Law of Global Digitality

A new book by Matthias Kettemann on our digital future was published Open Acces. On this page, you can read more about this book.

New Book studies how law influences our digital future – and how digital developments shape the law

More private, more code-linked, more territorial: law influences digitality, and the digital transformation impacts the future of the law

The law of global digitality is influenced by private orders, embedded in the design of digital services and markets, code-based and geographically more fragmented than a global medium like the Internet would suggest. Law is embedded in the design of our digital futures


A new anthology co-edited by Innsbruck Internet law expert Prof. Kettemann and published Open Access with Routledge shows that the digital transformation is having a strong impact on law, but also that law can influence the digital transformation and - if law is set smartly - stabilize important social values vis-à-vis digitization processes.

The Internet is not an unchartered territory. In the Internet, norms matter. They interact, regulate, are contested and legitimated by multiple actors. But are they diverse and unstructured, or are they part of a recognizable order? Is there a global law of digitality?  

This collected volume - the first serious effort across legal disciplines and across continents to describe the interaction of law and digitality - explores these key questions while providing new perspectives on the role of law in times of digital transformation. The book compares six different areas of law that have been particularly exposed to digital developments, namely laws regulating consumer contracts, data protection, the media, financial markets, criminal activity and intellectual property law. By comparing how these very different areas of law have evolved with regard to cross-border online situations, the book considers whether the law of global digitality is indeed special and, if so, what its characteristics are across various areas of law.
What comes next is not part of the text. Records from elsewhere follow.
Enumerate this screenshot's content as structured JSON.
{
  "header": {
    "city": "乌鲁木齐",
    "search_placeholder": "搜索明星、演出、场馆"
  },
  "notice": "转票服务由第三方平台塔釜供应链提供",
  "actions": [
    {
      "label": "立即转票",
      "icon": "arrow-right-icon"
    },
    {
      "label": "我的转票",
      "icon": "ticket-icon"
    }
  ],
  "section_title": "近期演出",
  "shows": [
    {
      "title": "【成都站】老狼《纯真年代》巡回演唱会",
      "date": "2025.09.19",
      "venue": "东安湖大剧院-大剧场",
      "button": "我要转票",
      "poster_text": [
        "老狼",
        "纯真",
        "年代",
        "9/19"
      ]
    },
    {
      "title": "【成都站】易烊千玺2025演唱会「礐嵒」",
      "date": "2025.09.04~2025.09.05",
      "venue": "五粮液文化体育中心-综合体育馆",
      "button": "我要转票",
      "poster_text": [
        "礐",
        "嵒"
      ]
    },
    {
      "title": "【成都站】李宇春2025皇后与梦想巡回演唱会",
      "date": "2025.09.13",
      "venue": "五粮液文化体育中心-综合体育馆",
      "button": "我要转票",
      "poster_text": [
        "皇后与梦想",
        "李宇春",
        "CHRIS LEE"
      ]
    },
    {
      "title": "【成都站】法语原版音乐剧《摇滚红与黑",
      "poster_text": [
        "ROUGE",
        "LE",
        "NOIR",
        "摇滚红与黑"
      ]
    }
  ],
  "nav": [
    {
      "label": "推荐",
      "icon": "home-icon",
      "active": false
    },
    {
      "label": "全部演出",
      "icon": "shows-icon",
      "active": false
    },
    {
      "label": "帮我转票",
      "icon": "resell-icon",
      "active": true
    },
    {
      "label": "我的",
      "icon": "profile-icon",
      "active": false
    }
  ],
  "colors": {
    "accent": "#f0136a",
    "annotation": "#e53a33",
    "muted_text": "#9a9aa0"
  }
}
The law of digitality is made up of many private orders. Firstly, the law of digitality, in particular on a cross-border, global scale, is largely a product of private ordering, that is, the establishment of rules by private parties within primarily private settings in which terms of service are prima facie the “law of the land”. Private orders are only corrected by public values and public-interest interventions in exceptional cases and are thus of paramount importance.

The law of digitality is embedded in the design of digital services. A second, closely related characteristic of the law of global digitality is that it is, to a large extent, standardised across jurisdictions, based on standard terms and conditions and enforced transnationally via code. This phenomenon can be observed in most areas studied in this book, namely in IP, data protection, consumer contract, media, and financial market scenarios. The emerging answer of the law to this standardisation challenge is that legal norms are implemented deeply in the design of the online service at stake. Law transforms from an external, non-digital force into an order embedded in the digital.

Code-based law of digitality supports global digital capitalism. A third insight provided by this collection is that the private, contract, and code-based law of digitality can be conceived of as a function of global digital capitalism.

The law of digitality is more territorial than can be expected. The digital world is legally fragmented. There, is no uniform global law of digitality. Many online services continue to be directed to certain local markets and recipients primarily for business reasons (price discrimination) and because of linguistic diversity and divergent consumer habits. Few if any legal questions are completely harmonised on a worldwide scale. National approaches persist in particular in the areas of consumer contracts, data protection/privacy and media law, for which the contributions to this book document fundamental differences between European and U.S. approaches. Even in an area as extensively and deeply harmonised as copyright law, hard cases at the borderline between infringement and lawful uses such as the liability of sharing platforms are still handled on a national, territorial basis.

Editors: Matthias C. Kettemann, LL.M. (Harvard), is Professor of Innovation, Theory and Philosophy of Law at the Department for Theory and Future of Law at the University of Innsbruck. Alexander Peukert is Professor of Civil and Commercial Law at the Faculty of Law at Goethe University Frankfurt am Main. Indra Spiecker gen. Döhmann, LL.M. (Georgetown University) holds the chair of Public and Administrative Law, especially Information Law, Environmental Law and Legal Theory at the Goethe-University of Frankfurt/Main in Germany.